Local command timing for a missing valid-looking path:

$ time nix --extra-experimental-features nix-command log /nix/store/00000000000000000000000000000000-test
error: build log of '/nix/store/00000000000000000000000000000000-test' is not available
real    0m1.892s

That is enough per request to make /log/... a plausible low-rate process/CPU DoS surface, especially because the app does not validate the path against the store before spawning nix log.

Impact:

  • CPU/process exhaustion from repeated nix log subprocesses.
  • Missing paths still cost roughly 1.9s locally in a direct command test.
  • Whether ignored suffixes create Caddy/Starman/app log ambiguity.

4. /nar/... subprocess fan-out

Both NAR routes spawn a nix store dump-path process per request:

  • Checked route: nix-serve.psgi:58-68
  • Legacy unchecked-hash route: nix-serve.psgi:72-79

The checked route validates that the requested NAR hash matches current path info. The legacy route only checks the hash prefix maps to a path and then dumps it.

Impact to investigate:

  • Bandwidth/process DoS by repeatedly requesting large store paths.
  • Whether the legacy route should be disabled in this deployment.
  • Whether Caddy should apply rate limits or buffering constraints.
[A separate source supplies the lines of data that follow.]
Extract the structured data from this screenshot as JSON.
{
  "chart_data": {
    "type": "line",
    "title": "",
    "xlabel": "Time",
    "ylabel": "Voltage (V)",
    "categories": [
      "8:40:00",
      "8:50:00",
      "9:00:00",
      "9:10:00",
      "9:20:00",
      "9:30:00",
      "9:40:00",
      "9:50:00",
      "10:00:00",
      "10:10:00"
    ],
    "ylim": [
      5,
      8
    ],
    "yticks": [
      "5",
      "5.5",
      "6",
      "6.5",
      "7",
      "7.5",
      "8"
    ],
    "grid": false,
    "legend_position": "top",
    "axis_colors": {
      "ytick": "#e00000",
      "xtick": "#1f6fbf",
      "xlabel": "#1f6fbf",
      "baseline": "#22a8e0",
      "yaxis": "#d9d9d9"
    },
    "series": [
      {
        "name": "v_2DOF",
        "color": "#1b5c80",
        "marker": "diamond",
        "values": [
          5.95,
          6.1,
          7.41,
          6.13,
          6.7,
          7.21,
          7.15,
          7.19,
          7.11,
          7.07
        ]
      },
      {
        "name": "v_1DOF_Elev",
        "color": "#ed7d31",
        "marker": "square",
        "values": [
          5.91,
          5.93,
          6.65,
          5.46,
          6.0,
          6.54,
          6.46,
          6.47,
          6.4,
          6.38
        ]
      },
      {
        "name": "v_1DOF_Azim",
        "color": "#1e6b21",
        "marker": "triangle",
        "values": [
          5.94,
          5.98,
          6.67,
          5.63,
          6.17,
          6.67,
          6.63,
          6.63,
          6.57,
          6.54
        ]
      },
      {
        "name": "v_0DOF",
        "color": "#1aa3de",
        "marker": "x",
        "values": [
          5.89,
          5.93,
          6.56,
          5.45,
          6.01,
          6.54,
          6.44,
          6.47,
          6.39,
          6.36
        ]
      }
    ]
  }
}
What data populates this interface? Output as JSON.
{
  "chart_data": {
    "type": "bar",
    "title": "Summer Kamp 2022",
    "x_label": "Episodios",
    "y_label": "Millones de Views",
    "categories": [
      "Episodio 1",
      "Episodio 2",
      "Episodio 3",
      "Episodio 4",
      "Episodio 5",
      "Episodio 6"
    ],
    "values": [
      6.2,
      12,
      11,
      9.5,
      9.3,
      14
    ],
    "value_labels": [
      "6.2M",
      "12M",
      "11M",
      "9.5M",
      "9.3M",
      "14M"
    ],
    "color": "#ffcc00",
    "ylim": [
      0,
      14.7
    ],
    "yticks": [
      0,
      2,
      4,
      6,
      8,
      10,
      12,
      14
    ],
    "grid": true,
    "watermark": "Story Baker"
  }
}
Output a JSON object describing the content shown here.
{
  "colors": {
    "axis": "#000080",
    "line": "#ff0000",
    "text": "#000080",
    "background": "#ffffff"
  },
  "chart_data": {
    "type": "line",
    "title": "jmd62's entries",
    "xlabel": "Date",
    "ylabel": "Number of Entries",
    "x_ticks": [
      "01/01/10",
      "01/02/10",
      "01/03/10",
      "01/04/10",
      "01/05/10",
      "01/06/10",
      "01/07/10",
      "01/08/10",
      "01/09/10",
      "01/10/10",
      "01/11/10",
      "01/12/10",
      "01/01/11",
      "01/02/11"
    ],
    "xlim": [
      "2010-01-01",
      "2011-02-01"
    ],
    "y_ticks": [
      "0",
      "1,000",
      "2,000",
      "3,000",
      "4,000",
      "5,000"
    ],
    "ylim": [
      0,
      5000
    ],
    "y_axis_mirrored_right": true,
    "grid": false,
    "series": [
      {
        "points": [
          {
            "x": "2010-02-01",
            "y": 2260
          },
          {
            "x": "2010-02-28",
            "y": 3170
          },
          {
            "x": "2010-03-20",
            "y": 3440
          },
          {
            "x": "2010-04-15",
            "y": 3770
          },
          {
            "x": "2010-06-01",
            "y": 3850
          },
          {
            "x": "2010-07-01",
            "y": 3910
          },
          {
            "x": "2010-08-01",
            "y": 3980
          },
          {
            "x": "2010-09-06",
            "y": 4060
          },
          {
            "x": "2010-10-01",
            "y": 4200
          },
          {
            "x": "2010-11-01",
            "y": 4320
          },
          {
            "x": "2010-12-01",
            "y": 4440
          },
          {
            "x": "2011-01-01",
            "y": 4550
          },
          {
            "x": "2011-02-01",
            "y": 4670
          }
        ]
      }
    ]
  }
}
5. Request body parser inconsistencies in HTTP::Entity::Parser

nix-serve.psgi does not call HTTP::Entity::Parser, so this is probably not reachable through the current app unless Starman/Plack middleware invokes it. It is still in the service closure and should be treated as a package-level finding.

Potential issues:

  • HTTP::Entity::Parser.pm:76-90: if both Content-Length and Transfer-Encoding: chunked exist, Content-Length wins. RFC 7230 says transfer coding overrides content length; this can create request-smuggling-style disagreement when another component follows the standard.
  • HTTP::Entity::Parser.pm:77-88: CONTENT_LENGTH is not strictly parsed as decimal digits. Perl numeric coercion can accept weird values like 10foo, scientific notation, or negative values differently from other components.
  • HTTP::Entity::Parser.pm:102-115: chunk header parsing accepts ^(([0-9a-fA-F]+).*\r\n) and does not require the CRLF after chunk data; it merely tries to remove it with s/^\r\n//. Malformed chunk bodies can be accepted with parser state disagreement.
  • UrlEncoded.pm and JSON.pm accumulate the full body in memory before final parsing. Large bodies are memory DoS if an app registers these parsers without external limits.
  • MultiPart.pm writes uploaded file parts to temp files and accumulates non-file fields in memory. There are no per-field, per-file, part-count, or aggregate limits here.

Initial Priority

  1. Decide whether to block %00 at Caddy or patch/replace HTTP::Parser::XS path decoding.
  2. Validate malformed percent escape behavior under ASAN or a debug allocator if practical.
  3. Inspect nix log behavior for missing/attacker-chosen valid-looking store paths and decide whether /log needs validation/rate-limiting.
  4. Decide whether the legacy /nar/<hash>.nar route is still needed.
  5. Treat HTTP::Entity::Parser as lower priority for this app unless a middleware path is found that parses request bodies.